Right now in my life I’m so confused. I feel like my sexuality is all over the place. I am a girl and I like girls and I like guys. I also have gender issues. I don’t want to be a girl and don’t want to be a boy. I even dress so people can’t tell my gender. I am a Christian and I know this stuff is wrong. I need advice!

 

SEX THERAPIST’S ANSWER

There is so much that I don’t know about your question. If I had to guess, I would say that you are in your teens. If so, that is the time that you are supposed to be deciding who you are and who you will be. This is a time when many young people try out different identities to see what fits. It can be confusing for some, especially if they have a history of trauma. For example, if you are female and you get abused, it can cause you to hate being a girl because if you weren’t female, then this would not have happened to you. Or if you are male and you get abused then you can hate your very masculinity or have a difficult time feeling masculine. In addition, right now in our culture, being androgynous is celebrated. So I can understand why this is confusing for some.

Some thoughts:

1. Is being androgynous just a way to feel unique and different at a time in life when teens like to shock and test the boundaries?

2. Does it give you a sense of power and/or does it help you hide?

3. If so, when did it start for you?

4. What was going on when you began to dress so no one would know your gender?

5. Does anyone really know who you are?

6. You appear to be hiding–do you like who you are inside apart from your sexuality?
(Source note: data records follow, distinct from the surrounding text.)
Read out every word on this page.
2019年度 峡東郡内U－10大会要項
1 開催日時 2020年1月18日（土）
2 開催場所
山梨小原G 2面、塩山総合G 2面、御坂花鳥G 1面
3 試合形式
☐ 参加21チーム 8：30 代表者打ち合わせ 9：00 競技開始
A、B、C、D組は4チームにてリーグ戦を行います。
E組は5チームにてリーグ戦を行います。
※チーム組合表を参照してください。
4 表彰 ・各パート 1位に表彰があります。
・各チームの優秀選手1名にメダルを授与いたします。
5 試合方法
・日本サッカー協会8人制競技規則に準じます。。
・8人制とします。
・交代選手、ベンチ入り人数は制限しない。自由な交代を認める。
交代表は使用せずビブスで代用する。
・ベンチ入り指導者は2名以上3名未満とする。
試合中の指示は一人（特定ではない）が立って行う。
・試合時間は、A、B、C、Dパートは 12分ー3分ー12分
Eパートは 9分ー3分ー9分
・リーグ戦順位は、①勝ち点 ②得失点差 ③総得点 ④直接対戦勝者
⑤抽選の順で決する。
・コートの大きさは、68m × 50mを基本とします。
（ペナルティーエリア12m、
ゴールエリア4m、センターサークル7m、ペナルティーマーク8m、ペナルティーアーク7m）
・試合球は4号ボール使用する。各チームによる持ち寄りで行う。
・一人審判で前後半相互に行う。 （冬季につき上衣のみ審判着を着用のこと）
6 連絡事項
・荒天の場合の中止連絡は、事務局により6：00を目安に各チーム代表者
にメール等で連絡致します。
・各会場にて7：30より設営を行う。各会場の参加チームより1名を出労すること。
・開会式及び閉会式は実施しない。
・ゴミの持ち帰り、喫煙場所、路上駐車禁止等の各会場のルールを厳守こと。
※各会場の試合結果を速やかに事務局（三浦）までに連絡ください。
Sometimes girls can really dislike themselves and when they look at a girl who they admire or who seems to be everything they wish that they were, they think that they are sexually attracted to that girl, when in reality, they wish that they could BE that girl. They are really sexually attracted to guys but it can feel the same and be confusing. So try to decide if this is going on for you and separate out being sexually attracted from just being attracted–they are two different things.
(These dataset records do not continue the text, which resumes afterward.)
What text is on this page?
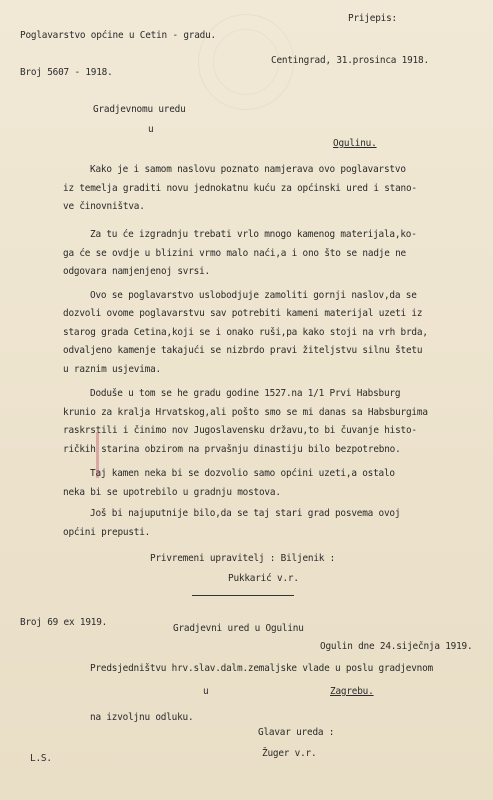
Poglavarstvo općine u Cetin - gradu.
Prijepis:
Broj 5607 - 1918.
Centingrad, 31.prosinca 1918.
Gradjevnomu uredu
u
Ogulinu.
Kako je i samom naslovu poznato namjerava ovo poglavarstvo
iz temelja graditi novu jednokatnu kuću za općinski ured i stano-
ve činovništva.
Za tu će izgradnju trebati vrlo mnogo kamenog materijala,ko-
ga će se ovdje u blizini vrmo malo naći,a i ono što se nadje ne
odgovara namjenjenoj svrsi.
Ovo se poglavarstvo uslobodjuje zamoliti gornji naslov,da se
dozvoli ovome poglavarstvu sav potrebiti kameni materijal uzeti iz
starog grada Cetina,koji se i onako ruši,pa kako stoji na vrh brda,
odvaljeno kamenje takajući se nizbrdo pravi žiteljstvu silnu štetu
u raznim usjevima.
Doduše u tom se he gradu godine 1527.na 1/1 Prvi Habsburg
krunio za kralja Hrvatskog,ali pošto smo se mi danas sa Habsburgima
raskrstili i činimo nov Jugoslavensku državu,to bi čuvanje histo-
ričkih starina obzirom na prvašnju dinastiju bilo bezpotrebno.
Taj kamen neka bi se dozvolio samo općini uzeti,a ostalo
neka bi se upotrebilo u gradnju mostova.
Još bi najuputnije bilo,da se taj stari grad posvema ovoj
općini prepusti.
Privremeni upravitelj : Biljenik :
Pukkarić v.r.
Broj 69 ex 1919.
Gradjevni ured u Ogulinu
Ogulin dne 24.siječnja 1919.
Predsjedništvu hrv.slav.dalm.zemaljske vlade u poslu gradjevnom
u	Zagrebu.
na izvoljnu odluku.
Glavar ureda :
Žuger v.r.
L.S.
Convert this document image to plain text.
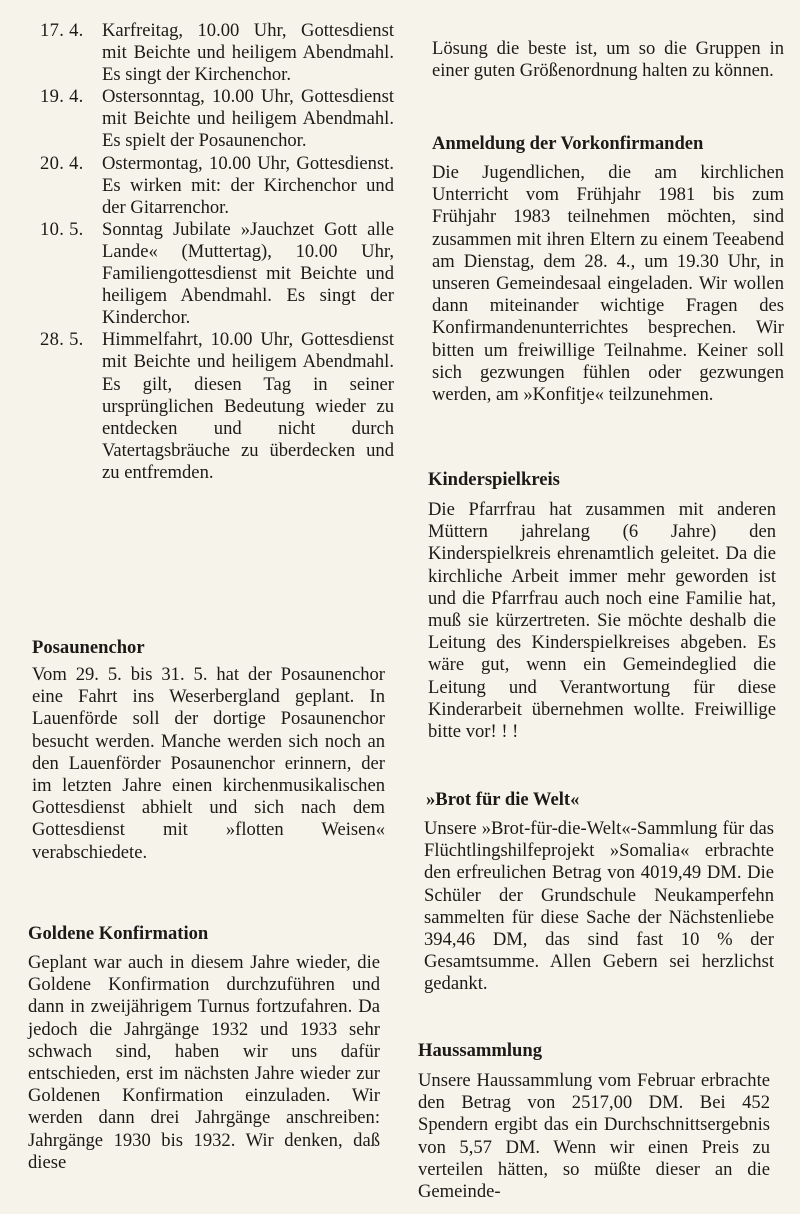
17. 4. Karfreitag, 10.00 Uhr, Gottesdienst mit Beichte und heiligem Abendmahl. Es singt der Kirchenchor.
19. 4. Ostersonntag, 10.00 Uhr, Gottesdienst mit Beichte und heiligem Abendmahl. Es spielt der Posaunenchor.
20. 4. Ostermontag, 10.00 Uhr, Gottesdienst. Es wirken mit: der Kirchenchor und der Gitarrenchor.
10. 5. Sonntag Jubilate »Jauchzet Gott alle Lande« (Muttertag), 10.00 Uhr, Familiengottesdienst mit Beichte und heiligem Abendmahl. Es singt der Kinderchor.
28. 5. Himmelfahrt, 10.00 Uhr, Gottesdienst mit Beichte und heiligem Abendmahl. Es gilt, diesen Tag in seiner ursprünglichen Bedeutung wieder zu entdecken und nicht durch Vatertagsbräuche zu überdecken und zu entfremden.
Posaunenchor

Vom 29. 5. bis 31. 5. hat der Posaunenchor eine Fahrt ins Weserbergland geplant. In Lauenförde soll der dortige Posaunenchor besucht werden. Manche werden sich noch an den Lauenförder Posaunenchor erinnern, der im letzten Jahre einen kirchenmusikalischen Gottesdienst abhielt und sich nach dem Gottesdienst mit »flotten Weisen« verabschiedete.

Goldene Konfirmation

Geplant war auch in diesem Jahre wieder, die Goldene Konfirmation durchzuführen und dann in zweijährigem Turnus fortzufahren. Da jedoch die Jahrgänge 1932 und 1933 sehr schwach sind, haben wir uns dafür entschieden, erst im nächsten Jahre wieder zur Goldenen Konfirmation einzuladen. Wir werden dann drei Jahrgänge anschreiben: Jahrgänge 1930 bis 1932. Wir denken, daß diese

Lösung die beste ist, um so die Gruppen in einer guten Größenordnung halten zu können.

Anmeldung der Vorkonfirmanden

Die Jugendlichen, die am kirchlichen Unterricht vom Frühjahr 1981 bis zum Frühjahr 1983 teilnehmen möchten, sind zusammen mit ihren Eltern zu einem Teeabend am Dienstag, dem 28. 4., um 19.30 Uhr, in unseren Gemeindesaal eingeladen. Wir wollen dann miteinander wichtige Fragen des Konfirmandenunterrichtes besprechen. Wir bitten um freiwillige Teilnahme. Keiner soll sich gezwungen fühlen oder gezwungen werden, am »Konfitje« teilzunehmen.

Kinderspielkreis

Die Pfarrfrau hat zusammen mit anderen Müttern jahrelang (6 Jahre) den Kinderspielkreis ehrenamtlich geleitet. Da die kirchliche Arbeit immer mehr geworden ist und die Pfarrfrau auch noch eine Familie hat, muß sie kürzertreten. Sie möchte deshalb die Leitung des Kinderspielkreises abgeben. Es wäre gut, wenn ein Gemeindeglied die Leitung und Verantwortung für diese Kinderarbeit übernehmen wollte. Freiwillige bitte vor! ! !

»Brot für die Welt«

Unsere »Brot-für-die-Welt«-Sammlung für das Flüchtlingshilfeprojekt »Somalia« erbrachte den erfreulichen Betrag von 4019,49 DM. Die Schüler der Grundschule Neukamperfehn sammelten für diese Sache der Nächstenliebe 394,46 DM, das sind fast 10 % der Gesamtsumme. Allen Gebern sei herzlichst gedankt.

Haussammlung

Unsere Haussammlung vom Februar erbrachte den Betrag von 2517,00 DM. Bei 452 Spendern ergibt das ein Durchschnittsergebnis von 5,57 DM. Wenn wir einen Preis zu verteilen hätten, so müßte dieser an die Gemeinde-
I would encourage you to read Kris’ book the Supernatural Ways of Royalty and begin to understand who you are. Our gender is such an integral part of who we are and who we perceive ourselves to be. Maybe you don’t think you fit the typical pattern of a female in this culture but that does not have to be a bad thing. We get a lot of our gender identity from being taught how men or women behave in our particular culture. We have a certain view of femininity but in other cultures that might be different. So it is not all ingrained behavior in being a woman, there are some behaviors that are but others are taught by what is acceptable or deemed as important in the culture. If you think that you don’t fit our particular model, it could be that we need to see women who are more like you. Knowing who God has created you to be in all your uniqueness is a part of the adventure that he has planned for you – you can celebrate who you are because he does. And we really can’t know who we are outside of knowing God. So really get to know him as the good father that he is and spend time in his presence. He delights in you and made you in his image–he particularly planned who you would be and crafted you in your mother’s womb. You are intentionally planned and desired. You are made to have purpose and meaning, to be significant and to make a difference.

If you have experienced trauma in your life, that might be making it difficult to know these things – I would encourage you to get help from someone who understands trauma and can help you to heal. You will be amazed at the difference it can make for you in helping you to celebrate who you are and to delight in your gender. It really is worth it!